99山鬼不解意


這乾元的邛州可稱得上是人傑地靈,淨是些山高海闊的波壯地界,那占據東海之濱的瀚海郡,将十三朝皇都長安城囊括其中的城安郡,還有這毗鄰乾元屋脊可仰望泰嶽岱山的宗嶽郡,可謂是郡郡靈秀,地地險要。

邛州,宗嶽郡。

有一名爲汵縣的小城與宗嶽郡都會岱安城東西相望,汵縣地勢極窄城内不過數萬百姓,縣下隻有三五村寨,稱做一縣都有些不負實名。

汵縣。

慶歲已過十餘日,還有個三五日方至上元燈會,過了上元後,這年算是過完了,汵縣大多都是些世代務農的莊稼人,一年到頭來春種秋收任是炎炎夏日也許擔着些肥水爲那田地滋養一番,如今這漫漫冬日,算是這些田地和佃戶修生養息的時日。

這一年到頭,人求天莊稼求地,隻爲了多産上三五車糧食,能賣個高價也好能圖個口腹也罷,好不容易到了冬天不似那般乏累勞苦了,可安安心心休息上他大兩月再圖來年的風調雨順。

對于這食不求精脍不求細的莊稼人來說,這年節算是一年中最喜樂的時節,平日裏不敢吃的酒肉也積攢的差不多了,隻爲這慶歲來回這月餘時間,可了勁的撒歡,聽着窗外的寒冬雪意,在房裏圍着火爐,打上幾張橋牌喝上幾杯暖酒,就算是這人間歡樂了。

時下這年節過的差不多了,這汵縣百姓更爲珍稀着餘下不多的喜樂光景,盡情地享樂,要不然這過了上元燈會便又要開始這屬于凡間的枯味生活了。

眼看便至上元燈會了,這汵縣中的大門大戶已經挂起了彩燈,在門前院中豎起數根粗枝壯木,将紅紙紮成的紅彩宮燈挂躍其上,燈上大多都是些吉慶圖案,爲了給明年挑起個好彩頭。

雖說這汵縣城内已經有些許喜慶光點,但大多都是些質地粗糙的試燈,上好的紅彩宮燈得等到燈會當天才舍得拿出點燃,等到燈會當天這全城燭光搖曳燈彩通明極其壯闊。

到時不光這滿城燭火,還有那舞龍舞獅,高跷秧歌,數十身穿大紅頭戴娃娃面具的婆子老漢歡聲笑語,好不熱鬧。

這汵縣城中懸挂紅彩宮燈的大門大戶不少,但大多都是些粗劣燈彩,若說此時這滿城之中紅彩宮燈最秀美豔麗者莫非這城東王财主家。

尋常人家燈會時才舍得拿出來的獸彩燈早就被這王家挑在燈杆上燃起彩燭了,這王财主家可是這汵縣數一數二的富戶,家中良田上千畝,一年到頭光靠着王家田地吃飯的佃戶就有百十來人,大家大戶過這慶歲更要有大家的人的排場。

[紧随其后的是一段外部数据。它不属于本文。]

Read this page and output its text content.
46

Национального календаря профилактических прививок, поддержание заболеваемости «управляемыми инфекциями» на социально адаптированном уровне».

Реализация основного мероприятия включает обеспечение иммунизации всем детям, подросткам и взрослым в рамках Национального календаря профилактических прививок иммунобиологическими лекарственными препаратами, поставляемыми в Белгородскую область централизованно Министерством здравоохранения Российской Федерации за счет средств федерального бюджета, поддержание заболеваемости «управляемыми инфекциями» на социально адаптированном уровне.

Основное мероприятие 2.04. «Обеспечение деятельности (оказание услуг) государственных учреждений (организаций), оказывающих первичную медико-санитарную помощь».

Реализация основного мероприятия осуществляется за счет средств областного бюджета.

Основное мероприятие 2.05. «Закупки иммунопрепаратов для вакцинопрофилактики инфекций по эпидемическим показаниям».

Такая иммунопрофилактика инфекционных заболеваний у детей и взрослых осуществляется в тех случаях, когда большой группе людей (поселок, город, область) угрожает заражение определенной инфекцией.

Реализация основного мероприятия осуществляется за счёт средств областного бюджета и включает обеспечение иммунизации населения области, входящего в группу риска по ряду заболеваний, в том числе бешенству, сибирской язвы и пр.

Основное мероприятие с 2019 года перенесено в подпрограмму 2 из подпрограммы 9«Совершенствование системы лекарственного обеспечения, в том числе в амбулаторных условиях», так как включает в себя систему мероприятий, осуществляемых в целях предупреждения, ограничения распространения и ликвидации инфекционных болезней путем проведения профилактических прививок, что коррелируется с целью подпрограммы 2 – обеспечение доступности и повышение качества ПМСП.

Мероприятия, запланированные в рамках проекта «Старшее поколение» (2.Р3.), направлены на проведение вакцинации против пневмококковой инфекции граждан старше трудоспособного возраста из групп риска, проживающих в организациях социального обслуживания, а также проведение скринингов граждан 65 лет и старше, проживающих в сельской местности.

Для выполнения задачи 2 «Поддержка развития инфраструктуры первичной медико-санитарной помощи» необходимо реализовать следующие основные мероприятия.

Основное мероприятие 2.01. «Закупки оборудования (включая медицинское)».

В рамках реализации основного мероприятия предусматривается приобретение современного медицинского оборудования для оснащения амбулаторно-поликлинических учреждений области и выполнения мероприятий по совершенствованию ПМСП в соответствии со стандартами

彩燈旱船元宵一樣都不可少,這王家老爺也是個豪爽性子,這等求彩頭的事更是追求的緊,自己一人便包了半個汵縣的紅彩宮燈,那紅紙錦布竹骨彩檐成車成車的往府裏拉,那會唱秧歌跑旱船的江湖戲班請了十多台,就是要在元宵燈會上熱鬧一番。

都已是如此排場了那元宵更不用說了,王财主自年前便放出消息要爲這天地添上幾分熱鬧,這半城人的元宵全包了,燈會那夜無論窮富,自會有元宵送上門。

其實這王财主也有私心,也想借着這機會爲自己積上幾分福報,若是這仗義爽利讓天上的神仙知道了不也能庇佑自己一番不是?

說起那庇佑也算不得什麽過分要求,這王财主年過四十,光在這汵縣來說,這王家家财就是活到一百歲也足吃足用,這長壽不長壽王财主可是沒什麽想法,活一天便多得一天,追求那長壽何用,也不習武也不參道,這王财主可是清閑得緊。

這王家如今事事都好,風調雨順,唯獨是這财齊人不齊,這王财主年過四十膝下隻有一女,女兒今年剛至桃李年紀尚未婚配,一提起這事,王财主心中可是郁結的緊。

娶妻生子,生兒嫁女,這天下婚配之事,無論什麽時候那都是娶媳婦人家的開心喜樂,嫁女者心有戚戚,這養了二十餘年的掌上明珠便要出自家門入别家門,日後說不準是吃苦受累還是安樂享福,這父母心中總會泛起嘀咕。

特别是這王家,人世不過百年,這王财主夫婦倆再活也就是這常人年歲,這自己百年之後,這萬貫家财便要落到外姓人手中,自己這輩無人傳宗借代斷了香火不說,這辛辛苦苦攢下的家業也有付之東流,王财主心中不服。

隻希望這天上的神仙老爺知道自己這一顆苦心賞下個男丁,好爲王家續些香火,便因此,不惜散财求福。

這老爺吩咐下來,家中的奴仆院工便是累折了腰也不敢有怨言,數十名男丁正在一進院子内借着燈杆上的燈光編織彩燈呢,滿地的竹骨彩檐,滿地的紅紙錦布,還有數百盞已經成型的彩燈堆壘在角落中,隻等三五日後便要燃上燭火,搖曳在燈市中了。

入夜,天穹中烏雲滾滾,将那皓月與繁星盡數掩去光輝,這王家一進院子中除了燈杆上那盞搖曳燭火再無其餘光亮。

數十個粗壯漢子忙活的熱火朝天滿耳的嘈雜說鬧之音,一陣寒風掠過,一身着紫色衣衫的年輕男子踏着寒風,縱身躍上王家牆頭,男子弱冠年紀,面容極爲俊逸,身高七尺,身上寬袍紫衣隐隐有幾道黑紋,頭戴紫色發冠,一雙眉目似女子般輕柔婉轉,眼角塗着女子粉黛,以紫胭勾勒了一對丹鳳眸子,看着那數十名粗糙漢子柔柔一笑,極其陰柔邪魅。

半空中寒風再起,邪魅男子衣衫微抖隐匿在月色之中,往後堂飄去毫無聲息。

這上元燈會最少不了的東西便是元宵了,以糯米粉裹上糖丸佐以果仁,揉捏成渾-圓形狀,入湯鍋沸住或是油鍋烹炸均可,出鍋後渾-圓軟糯,似天上月台,取其團圓之意。

王家二進院子廂房中,燈火通明,十數名女婢丫鬟圍坐其中,一個個拇指大小的瑩白圓球從這一雙雙女子纖手中跳躍而出。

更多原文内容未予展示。